Читать книгу Flea. Acid for the Children. Wspomnienia legendarnego basisty Red Hot Chili Peppers - Michael "Flea" Balzary - Страница 14

Za nowe życie w Rye

Оглавление

Choć tata pracował na Manhattanie, mieszkaliśmy w modnej podmiejskiej okolicy zwanej Rye – w miejscu, gdzie wszystko ma swój porządek. Nie spotkasz tam rodzin bez dobrego auta, rodzice mają intratne posady, dzieci psocą, a nastolatki wzorcowo przechodzą okres buntu, wyrażając go odpowiednimi fryzurami i muzyką.

Gdy dotarliśmy do celu podróży, nasz nowy dom wydawał mi się olbrzymi. Nigdy czegoś takiego nie widziałem – prawdziwa posiadłość, niczym królewski zamek. Nasza ulica dopiero co została utwardzona i dzieciaki jeździły po niej na wrotkach tam i z powrotem. Nowe otoczenie zdawało się nie mieć kresu, było głośne i trudne do ogarnięcia – znacznie większe niż to, z jakim miałem styczność w Australii. Mnóstwo przestrzeni i ogrom możliwości.
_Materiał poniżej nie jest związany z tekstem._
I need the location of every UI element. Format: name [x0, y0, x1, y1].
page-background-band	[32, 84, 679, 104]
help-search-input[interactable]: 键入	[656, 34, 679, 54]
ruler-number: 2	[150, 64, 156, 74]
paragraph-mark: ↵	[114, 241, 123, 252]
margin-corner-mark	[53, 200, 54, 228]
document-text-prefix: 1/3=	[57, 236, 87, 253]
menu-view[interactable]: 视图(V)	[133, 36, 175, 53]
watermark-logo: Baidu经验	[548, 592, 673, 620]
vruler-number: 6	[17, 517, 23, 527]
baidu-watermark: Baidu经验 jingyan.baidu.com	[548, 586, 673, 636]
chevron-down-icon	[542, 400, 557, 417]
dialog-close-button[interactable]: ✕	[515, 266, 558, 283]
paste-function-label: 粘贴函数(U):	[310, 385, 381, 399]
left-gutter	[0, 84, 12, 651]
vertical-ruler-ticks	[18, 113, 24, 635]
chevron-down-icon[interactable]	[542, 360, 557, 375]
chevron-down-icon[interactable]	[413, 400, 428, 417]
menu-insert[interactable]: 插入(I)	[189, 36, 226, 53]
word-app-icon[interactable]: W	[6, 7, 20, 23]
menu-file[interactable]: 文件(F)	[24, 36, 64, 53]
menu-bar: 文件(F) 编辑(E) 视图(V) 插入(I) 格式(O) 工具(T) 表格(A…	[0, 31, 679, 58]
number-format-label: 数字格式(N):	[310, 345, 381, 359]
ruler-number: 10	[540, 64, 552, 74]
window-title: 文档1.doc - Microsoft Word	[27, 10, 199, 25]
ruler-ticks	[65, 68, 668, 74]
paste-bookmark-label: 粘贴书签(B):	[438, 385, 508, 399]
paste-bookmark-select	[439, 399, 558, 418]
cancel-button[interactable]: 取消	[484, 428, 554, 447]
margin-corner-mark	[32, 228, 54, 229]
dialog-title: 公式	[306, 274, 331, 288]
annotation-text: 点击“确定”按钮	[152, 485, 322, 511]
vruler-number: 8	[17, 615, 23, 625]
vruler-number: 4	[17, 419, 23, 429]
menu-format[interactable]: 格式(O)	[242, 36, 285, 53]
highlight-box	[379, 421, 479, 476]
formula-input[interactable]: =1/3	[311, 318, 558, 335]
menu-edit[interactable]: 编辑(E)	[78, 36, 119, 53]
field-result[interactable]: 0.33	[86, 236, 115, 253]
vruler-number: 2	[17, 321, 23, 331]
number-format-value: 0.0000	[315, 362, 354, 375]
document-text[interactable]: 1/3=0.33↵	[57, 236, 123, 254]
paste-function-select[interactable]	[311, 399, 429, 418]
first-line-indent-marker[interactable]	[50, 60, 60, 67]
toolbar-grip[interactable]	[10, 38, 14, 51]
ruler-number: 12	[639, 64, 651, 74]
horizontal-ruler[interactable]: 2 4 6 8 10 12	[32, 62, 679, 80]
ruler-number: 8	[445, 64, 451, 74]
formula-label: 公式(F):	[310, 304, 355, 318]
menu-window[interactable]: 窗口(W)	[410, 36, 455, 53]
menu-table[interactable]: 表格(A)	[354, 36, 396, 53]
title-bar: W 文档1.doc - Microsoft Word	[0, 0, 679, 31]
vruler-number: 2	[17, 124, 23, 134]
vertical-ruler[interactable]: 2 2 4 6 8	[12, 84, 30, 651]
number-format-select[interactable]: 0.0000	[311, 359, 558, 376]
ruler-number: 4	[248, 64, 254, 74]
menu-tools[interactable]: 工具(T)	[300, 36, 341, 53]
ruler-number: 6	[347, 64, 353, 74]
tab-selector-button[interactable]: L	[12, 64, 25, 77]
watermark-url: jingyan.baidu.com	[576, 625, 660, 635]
Jeśli miałbym podać definicję normalności, to była nią nasza nowa siedziba. Normalna dzielnica zamieszkała przez klasę średnią, normalny dom z trzema sypialniami (choć moje pierwsze wrażenie było inne, mianowicie że był to zwykły dom żywcem wzięty z amerykańskich seriali), w normalnej, przyjaznej okolicy. Mój normalny ojciec wyruszał stamtąd do swojej normalnej pracy, każdego dnia odziany w normalny garnitur i krawat, z teczką w ręku. Wracał co wieczór jak w zegarku, a mama już czekała z kolacją. Wtedy cała nasza czwórka zasiadała do posiłku. Idealne warunki do dorastania. Ojciec ciężko pracował, w weekendy grał w golfa, trzymał dyscyplinę i zapewniał nam zdrowy rozwój.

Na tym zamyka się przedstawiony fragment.